01:55 So a little, you know, a little, I don’t want to say trick, but a little, a little behavior you can do is when you’re out and it is dark, if you’re looking directly at something that’s dark and that’s what you’re trying to detect, you won’t see it very well.

02:08 But if you move your eye a little bit to the side, you’ll actually be bringing the light to the edges where a lot of these rod cells are actually focused.

02:17 A lot of astronomers when they’re looking at stars and they’re having trouble detecting a star, look a little bit askew to the star that you’re actually trying to detect and you’ll see it a little bit better.

02:28 Cone cells are found a lot less abundantly.

02:31 It’s around six million.

02:33 And they’re weakly photosensitive so they are okay with light, not great.

02:37 They’re more about like high acuity, more resolution, more detail and specifically color.

02:42 So in order to remember cones, color that sees, I think that might help you.

02:46 Concentrated at the fovea like we’ve mentioned and they’re great at bright conditions, okay? So, both respond to light and there has to be something else that they have in common that allows them to sort of do their function in a similar fashion.

03:03 Because really, I mean, they sort of look the same but they have all these different properties.

03:06 They’re both responding to light, but what’s driving that difference? Well, the difference lies into the actual processing and some of the proteins that they contain.

03:14 So they each have a pigment protein called opsin that changes in response to light.

03:19 So it’s a photosensitive pigment.

03:22 Now opsin contains a pigment molecule called retinal, which is expressed as one of two things depending on which cell you’re in.

03:29 The rods have rhodopsin.

03:31 So that might help you remember.

03:32 Row, rhodopsin, rod, right? So rhodopsin and rod cells and photopsin in cone cells.

03:39 So depending on the presence of which molecule is there, that will determine what type of processing is going to happen.

03:45 So at rest, opsin keeps the sodium channels open making the cell depolarize which causes glutamate release.

03:52 Okay? So we should kind of try and grasp that.

03:54 At rest, opsin keeps the sodium channels open keeping the cell depolarized.

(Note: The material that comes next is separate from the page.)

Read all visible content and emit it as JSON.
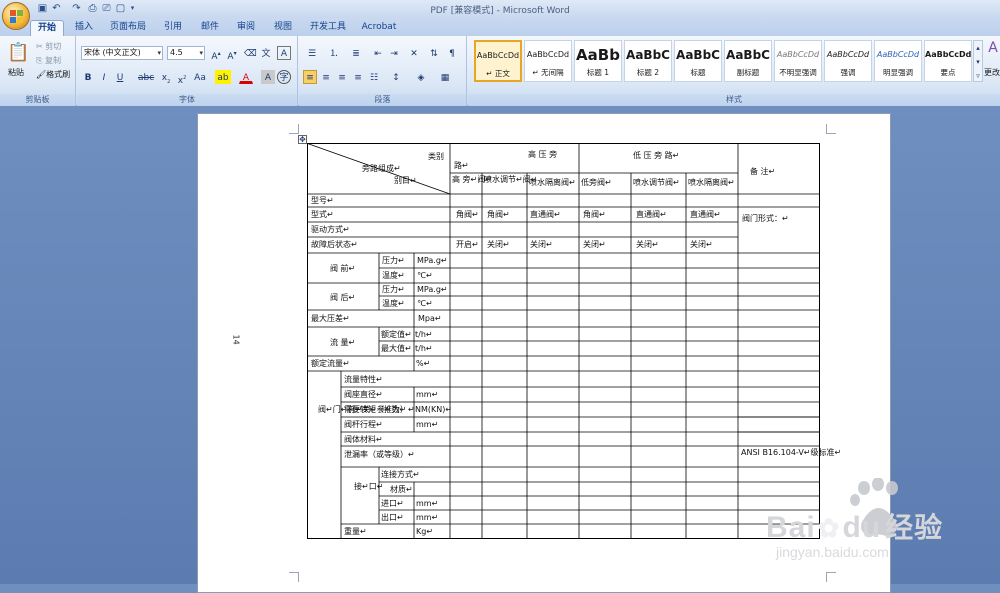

03:59 And if you remember from our previous lectures that we’ve done, we were talking about resting membrane potential and depolarization versus hyperpolarization.

04:08 Now phototransduction is the process of how we convert this photon of light into actual information.

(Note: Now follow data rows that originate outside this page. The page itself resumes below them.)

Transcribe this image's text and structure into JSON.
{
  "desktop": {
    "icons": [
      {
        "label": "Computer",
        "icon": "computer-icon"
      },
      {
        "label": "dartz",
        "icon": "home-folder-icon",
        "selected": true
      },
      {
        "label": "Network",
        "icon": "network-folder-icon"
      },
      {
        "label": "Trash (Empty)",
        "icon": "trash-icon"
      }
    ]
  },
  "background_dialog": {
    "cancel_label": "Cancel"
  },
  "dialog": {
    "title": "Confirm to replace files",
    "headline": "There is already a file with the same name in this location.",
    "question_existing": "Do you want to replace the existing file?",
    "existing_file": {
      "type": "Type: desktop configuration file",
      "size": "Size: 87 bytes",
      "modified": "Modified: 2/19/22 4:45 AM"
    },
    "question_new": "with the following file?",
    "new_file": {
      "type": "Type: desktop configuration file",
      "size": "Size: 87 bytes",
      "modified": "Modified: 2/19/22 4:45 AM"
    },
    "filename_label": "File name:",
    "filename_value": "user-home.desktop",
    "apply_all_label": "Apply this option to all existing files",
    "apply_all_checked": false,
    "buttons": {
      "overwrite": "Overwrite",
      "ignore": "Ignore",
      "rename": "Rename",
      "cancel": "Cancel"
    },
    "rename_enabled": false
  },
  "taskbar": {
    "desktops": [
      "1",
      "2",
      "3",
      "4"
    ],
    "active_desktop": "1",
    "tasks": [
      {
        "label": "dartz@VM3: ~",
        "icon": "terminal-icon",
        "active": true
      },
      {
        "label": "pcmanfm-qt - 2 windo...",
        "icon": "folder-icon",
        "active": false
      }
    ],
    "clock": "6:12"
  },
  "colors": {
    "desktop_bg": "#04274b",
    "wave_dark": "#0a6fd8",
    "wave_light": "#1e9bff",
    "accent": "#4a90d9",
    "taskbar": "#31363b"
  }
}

04:14 So the photon of light converts retinal from its all-trans form.

04:18 So again, we don’t want to go deep into chemistry but you can have a “trans” or “cis” form of a molecule.

04:24 So everything right now would be all transformed and closes the sodium channels, which hyperpolarizes the cell, okay? So light, converts retinal to all-trans form and hyperpolarizes the cell.

04:35 Glutamate then inhibits bipolar cells.

04:37 And once the hyperpolarization is removed by the inhibition, this activates the ganglion cells, okay? So activation of the ganglion cells then together sends information through the optic nerve to the brain.

04:51 Now the optic nerve does a lot of different really cool things.

04:53 It can activate and -- a lot of different parts of your brain.

04:58 They do different things other than just straight visual acquisition.

05:02 But for our discussion here, we’re talking about how this optic nerve projects to the visual centers of the brain.